I went through all that shit, and the rest, as they say, went like clockwork.
So once you appeared on Tomorrows World, did the offers come flooding in?
Yes, everyone thought I was a genius whereas up to then, I was just another silly little man.
After the radio, I made an electric shoe and walked across the Namibian desert trying to raise money for anti-personnel mine detection. That didn’t go anywhere, because after 9/11 anyone who with a devise strapped to his or her shoe would be in big trouble. But I’ve just seen one of the large shoe companies has started to make an electric shoe – they stole my idea.
All British inventions go overseas; this nation is appalling when it comes to looking after its inventions. They have to make their own arrangements and if they have their inventions stolen, they can’t even have their day in court.

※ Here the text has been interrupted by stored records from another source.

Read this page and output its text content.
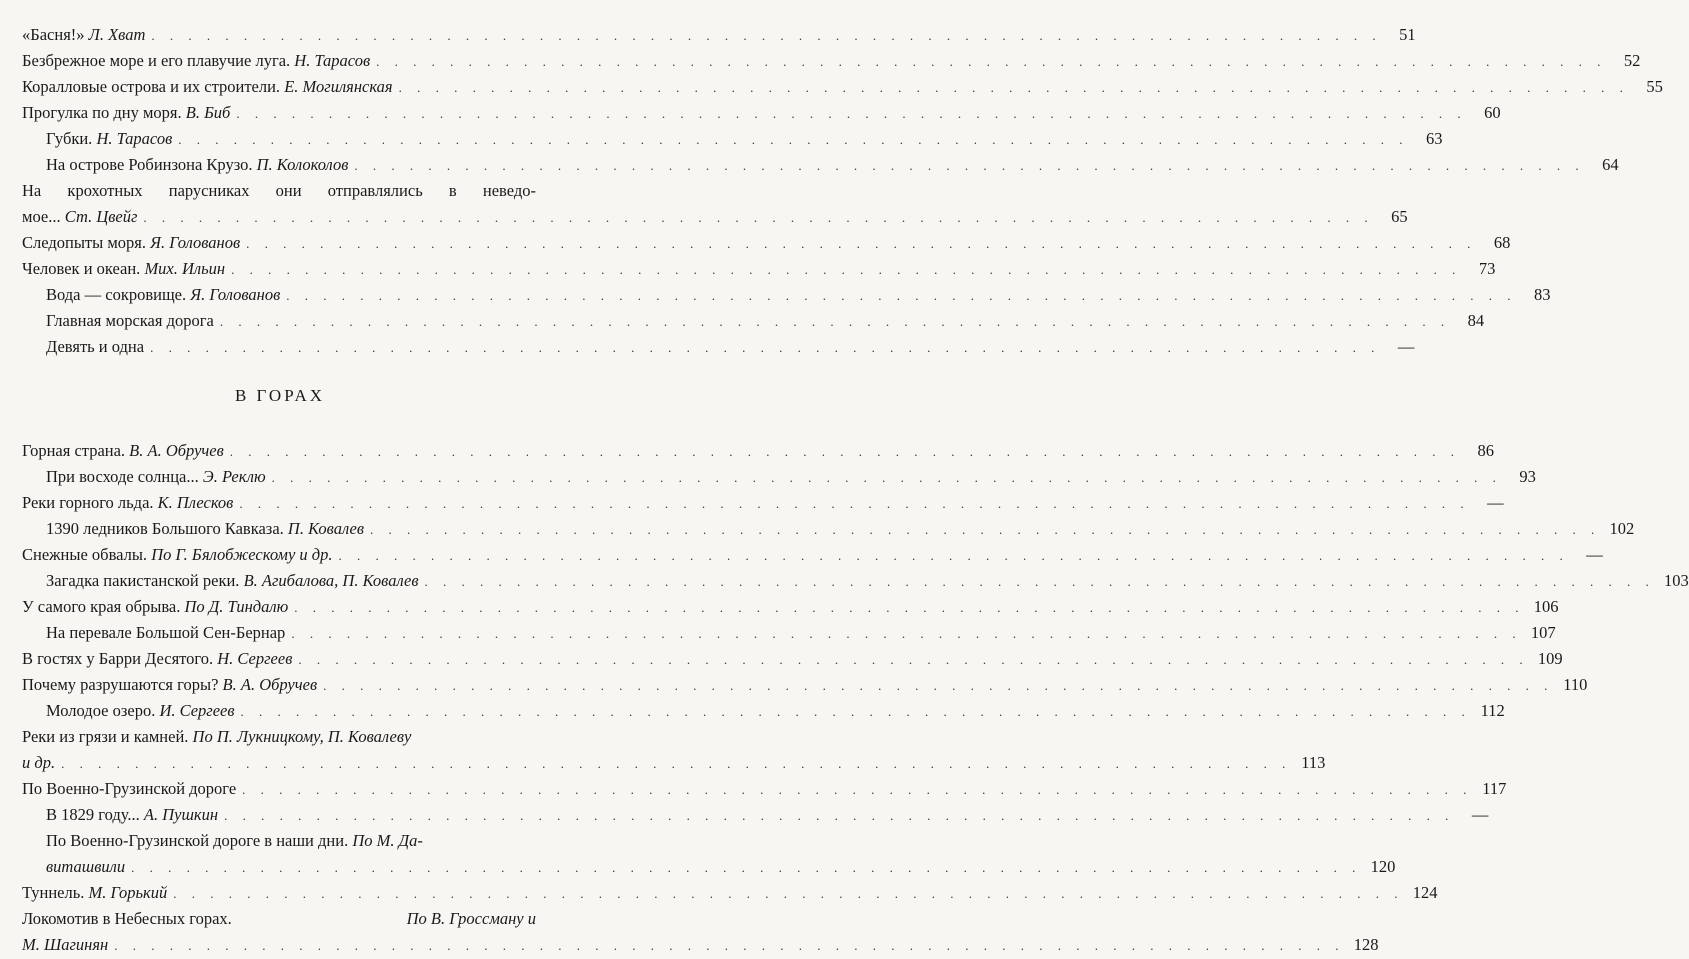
«Басня!» Л. Хват . . .	51
Безбрежное море и его плавучие луга. Н. Тарасов . . .	52
Коралловые острова и их строители. Е. Могилянская . . .	55
Прогулка по дну моря. В. Биб . . .	60
Губки. Н. Тарасов . . .	63
На острове Робинзона Крузо. П. Колоколов . . .	64
На крохотных парусниках они отправлялись в неведо-
мое... Ст. Цвейг . . .	65
Следопыты моря. Я. Голованов . . .	68
Человек и океан. Мих. Ильин . . .	73
Вода — сокровище. Я. Голованов . . .	83
Главная морская дорога . . .	84
Девять и одна . . .	—
В ГОРАХ
Горная страна. В. А. Обручев . . .	86
При восходе солнца... Э. Реклю . . .	93
Реки горного льда. К. Плесков . . .	—
1390 ледников Большого Кавказа. П. Ковалев . . .	102
Снежные обвалы. По Г. Бялобжескому и др. . . .	—
Загадка пакистанской реки. В. Агибалова, П. Ковалев . . .	103
У самого края обрыва. По Д. Тиндалю . . .	106
На перевале Большой Сен-Бернар . . .	107
В гостях у Барри Десятого. Н. Сергеев . . .	109
Почему разрушаются горы? В. А. Обручев . . .	110
Молодое озеро. И. Сергеев . . .	112
Реки из грязи и камней. По П. Лукницкому, П. Ковалеву
и др. . . .	113
По Военно-Грузинской дороге . . .	117
В 1829 году... А. Пушкин . . .	—
По Военно-Грузинской дороге в наши дни. По М. Да-
виташвили . . .	120
Туннель. М. Горький . . .	124
Локомотив в Небесных горах.	По В. Гроссману и
М. Шагинян . . .	128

If UK Plc is not going to lose entitlement to all its inventions, it’s got to stand by the little guy who has to do so much to fund his invention. It’s not just building the prototype, it’s showing yourself off and you’ve got to raise the money from somewhere, because you don’t know who to trust.
You were involved in a dispute over money with the South African company that manufactured and sold the radio. What went wrong?
I thought I could trust them. You do so much on the basis of a handshake – ‘Don’t worry Trev, we’ll look after you’.
All I got out of those sharks was about £400,000. They turned me over like a proverbial turkey. We settled a deal for about £1.3 million, but I thought they were a decent crowd so I invested £500,000 in the company and spread the balance over five years, so that I had an income.
After two years, they stopped paying me.
What would you have done differently?
I would’ve had a team of really good corporate lawyers on my side, so that when something came through the post I could run it past them.
What I try to do now is to make sure that any other inventor with a patent that is infringed has their day in court.
What more could the government do to help entrepreneurial inventors?
We’ve got to get invention as part of the national curriculum and teach kids about intellectual property as they are sharing their ideas with their friends – they don’t know they are disclosing their ideas.
This can all be taught. My attitude is that there’s an invention in all of us. If you can solve a problem, you are on the way to being an inventor. Every now and then, there’s something that’s rather unique, so you’ve got to recognise when that comes along and do something about it.
Can you realistically make a living from inventions?
I do believe so. There are people that do it, but it’s expensive and if you’re not careful the large corporations will steal the idea from you. One of the things I would insist on if I was in government is that if a corporation refuses to sign a non-disclosure agreement, you should refuse to show them your invention.
We’ve got to make it easier for inventors to get to make it to the market. As along as we make sure that when the money rolls in the inventor isn’t rolled out, then he or she can make a living from the invention.
What would you advice be to a budding inventor?
Firstly, don’t tell everyone about it. Secondly, get literature from the Patent Office and read all about how to protect your idea.
If you wish, you can approach us and we’d be delighted to look at your invention. It’s important that these inventors don’t get shafted.
As they say, art is pleasure, invention is treasure, and this nation has got to recognise that. If they can spend a fortune on dead sheep and formaldehyde, then it can spend a bit more of that money on inventors.